What appears to be a lull is, in truth, the quiet before another storm, one that will not merely revisit conventional battlefields but unveil new theatres of conflict. The Iran-Israel-U.S. triangle is still in motion—unsettled, unresolved, and increasingly unpredictable. As the fog of propaganda and politics thickens, one truth remains: No Side Has Won.

The next confrontation might not begin with missiles, but with data breaches, cyber sabotage, or AI-driven disinformation. Drones will darken skies, and electromagnetic pulses may silence cities before the first sirens wail.

Geopolitically, alignments are shifting. Iran is inching closer to the Sino-Russian bloc. Israel, more than ever, is dependent on Western military backing—particularly from the United States, whose internal divisions may soon render foreign intervention more difficult to sustain.

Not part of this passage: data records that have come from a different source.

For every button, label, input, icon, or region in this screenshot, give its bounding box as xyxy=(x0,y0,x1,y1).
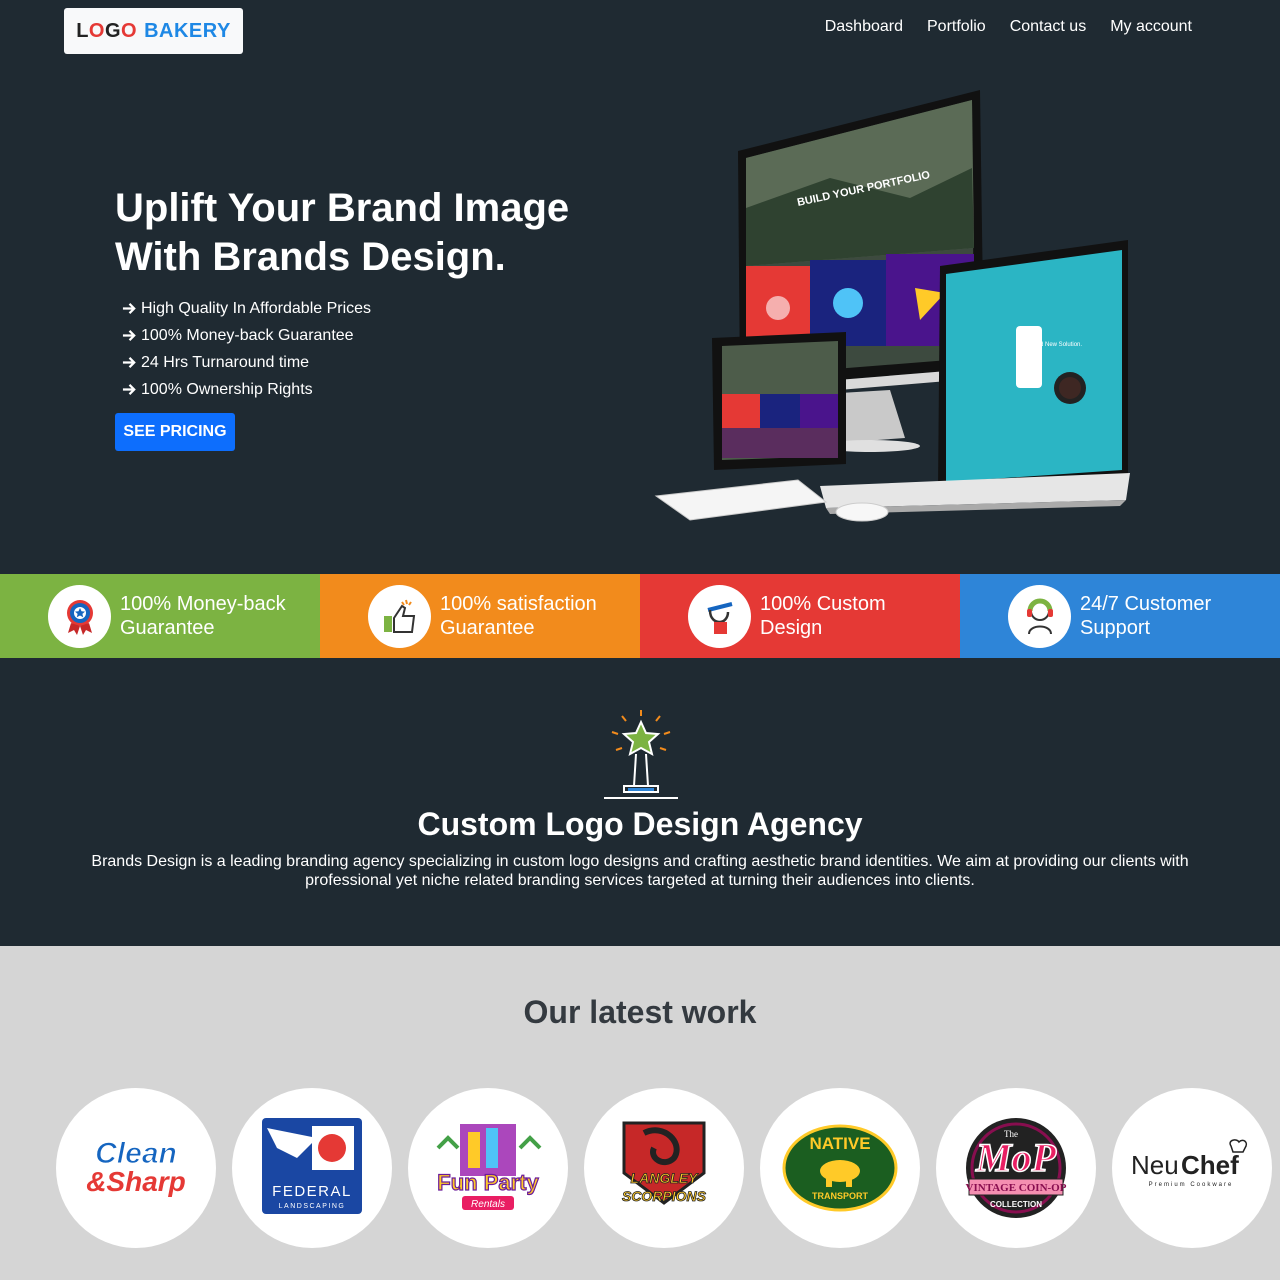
star-trophy-icon xyxy=(604,710,678,799)
logo-text: NATIVE xyxy=(809,1134,870,1153)
neuchef-logo: Neu Chef Premium Cookware xyxy=(1131,1139,1248,1188)
nav-portfolio[interactable]: Portfolio xyxy=(927,18,986,36)
portfolio-logo-neuchef[interactable]: Neu Chef Premium Cookware xyxy=(1112,1088,1272,1248)
logo-text: MoP xyxy=(975,1135,1057,1180)
hero-section: Uplift Your Brand Image With Brands Desi… xyxy=(0,60,1280,574)
feature-text: 100% Money-back Guarantee xyxy=(141,327,354,344)
feature-item: High Quality In Affordable Prices xyxy=(122,295,371,322)
strip-line: Design xyxy=(760,617,823,639)
logo-word: BAKERY xyxy=(144,19,231,42)
guarantee-strip: 100% Money-back Guarantee 100% satisfacti… xyxy=(0,574,1280,658)
feature-item: 100% Ownership Rights xyxy=(122,376,371,403)
site-logo[interactable]: L O G O BAKERY xyxy=(64,8,243,54)
nav-dashboard[interactable]: Dashboard xyxy=(825,18,903,36)
logo-letter: L xyxy=(76,19,89,42)
portfolio-logo-clean-sharp[interactable]: Clean &Sharp xyxy=(56,1088,216,1248)
clean-sharp-logo: Clean &Sharp xyxy=(86,1137,186,1198)
nav-contact[interactable]: Contact us xyxy=(1010,18,1086,36)
agency-title: Custom Logo Design Agency xyxy=(417,806,863,842)
strip-line: 100% Money-back xyxy=(120,593,286,615)
strip-line: Guarantee xyxy=(120,617,215,639)
hero-title-line: Uplift Your Brand Image xyxy=(115,186,570,230)
logo-text: LANDSCAPING xyxy=(279,1203,346,1210)
strip-line: Guarantee xyxy=(440,617,535,639)
strip-text: 24/7 Customer Support xyxy=(1080,592,1260,640)
agency-section: Custom Logo Design Agency Brands Design … xyxy=(0,658,1280,946)
strip-text: 100% Custom Design xyxy=(760,592,940,640)
award-badge-icon xyxy=(48,584,111,648)
feature-list: High Quality In Affordable Prices 100% M… xyxy=(122,295,371,403)
portfolio-logo-federal[interactable]: FEDERAL LANDSCAPING xyxy=(232,1088,392,1248)
arrow-right-icon xyxy=(122,357,136,368)
nav-my-account[interactable]: My account xyxy=(1110,18,1192,36)
strip-satisfaction: 100% satisfaction Guarantee xyxy=(320,574,640,658)
portfolio-logo-mop[interactable]: The MoP VINTAGE COIN-OP COLLECTION xyxy=(936,1088,1096,1248)
logo-text: LANGLEY xyxy=(631,1170,700,1186)
arrow-right-icon xyxy=(122,303,136,314)
arrow-right-icon xyxy=(122,330,136,341)
strip-line: 24/7 Customer xyxy=(1080,593,1212,615)
federal-logo: FEDERAL LANDSCAPING xyxy=(262,1118,362,1214)
portfolio-logo-list: Clean &Sharp FEDERAL LANDSCAPING Fun Par… xyxy=(56,1088,1272,1248)
headset-support-icon xyxy=(1008,584,1071,648)
feature-text: 24 Hrs Turnaround time xyxy=(141,354,310,371)
logo-text: Rentals xyxy=(471,1199,505,1210)
feature-text: 100% Ownership Rights xyxy=(141,381,313,398)
fun-party-logo: Fun Party Rentals xyxy=(436,1124,542,1210)
logo-text: SCORPIONS xyxy=(622,1188,707,1204)
logo-text: Neu xyxy=(1131,1150,1179,1180)
strip-support: 24/7 Customer Support xyxy=(960,574,1280,658)
site-header: L O G O BAKERY Dashboard Portfolio Contact u… xyxy=(0,0,1280,60)
strip-line: 100% Custom xyxy=(760,593,886,615)
logo-text: &Sharp xyxy=(86,1166,186,1197)
feature-item: 100% Money-back Guarantee xyxy=(122,322,371,349)
latest-work-section: Our latest work Clean &Sharp FEDERAL LAN… xyxy=(0,946,1280,1280)
pen-design-icon xyxy=(688,584,751,648)
logo-letter: O xyxy=(88,19,105,42)
laptop-caption: A Brand New Solution. xyxy=(1022,342,1082,348)
logo-text: Chef xyxy=(1181,1150,1239,1180)
strip-text: 100% satisfaction Guarantee xyxy=(440,592,620,640)
see-pricing-button[interactable]: SEE PRICING xyxy=(115,413,235,451)
strip-custom-design: 100% Custom Design xyxy=(640,574,960,658)
feature-text: High Quality In Affordable Prices xyxy=(141,300,372,317)
logo-text: FEDERAL xyxy=(272,1183,352,1200)
logo-letter: O xyxy=(121,19,138,42)
strip-text: 100% Money-back Guarantee xyxy=(120,592,300,640)
langley-scorpions-logo: LANGLEY SCORPIONS xyxy=(622,1121,707,1205)
portfolio-logo-fun-party[interactable]: Fun Party Rentals xyxy=(408,1088,568,1248)
logo-text: Premium Cookware xyxy=(1149,1182,1234,1188)
strip-money-back: 100% Money-back Guarantee xyxy=(0,574,320,658)
mop-vintage-logo: The MoP VINTAGE COIN-OP COLLECTION xyxy=(966,1118,1067,1218)
strip-line: Support xyxy=(1080,617,1151,639)
logo-letter: G xyxy=(104,19,122,42)
work-title: Our latest work xyxy=(523,994,757,1030)
feature-item: 24 Hrs Turnaround time xyxy=(122,349,371,376)
hero-title: Uplift Your Brand Image With Brands Desi… xyxy=(115,184,635,282)
arrow-right-icon xyxy=(122,384,136,395)
devices-mockup-image: BUILD YOUR PORTFOLIO A Brand New Solutio… xyxy=(654,90,1130,522)
portfolio-logo-langley[interactable]: LANGLEY SCORPIONS xyxy=(584,1088,744,1248)
logo-text: Fun Party xyxy=(437,1170,539,1195)
logo-text: COLLECTION xyxy=(990,1200,1042,1209)
logo-text: TRANSPORT xyxy=(812,1191,869,1201)
native-transport-logo: NATIVE TRANSPORT xyxy=(782,1124,898,1212)
agency-description: Brands Design is a leading branding agen… xyxy=(91,853,1189,889)
portfolio-logo-native[interactable]: NATIVE TRANSPORT xyxy=(760,1088,920,1248)
logo-text: VINTAGE COIN-OP xyxy=(966,1182,1067,1194)
main-nav: Dashboard Portfolio Contact us My accoun… xyxy=(825,18,1192,36)
thumbs-up-icon xyxy=(368,584,431,648)
strip-line: 100% satisfaction xyxy=(440,593,597,615)
hero-title-line: With Brands Design. xyxy=(115,235,506,279)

Yet, the most critical front in this conflict is not military—it is moral. As long as Gaza bleeds and Palestine remains under siege, the Middle East will burn from the embers of injustice. No doctrine of deterrence, no surgical strike, and no satellite proof can suppress the fire that rises from dispossession.

The war between Iran, Israel, and the United States has not ended—it has merely transformed. What lies ahead may test not only armies and arsenals but also the conscience of the world.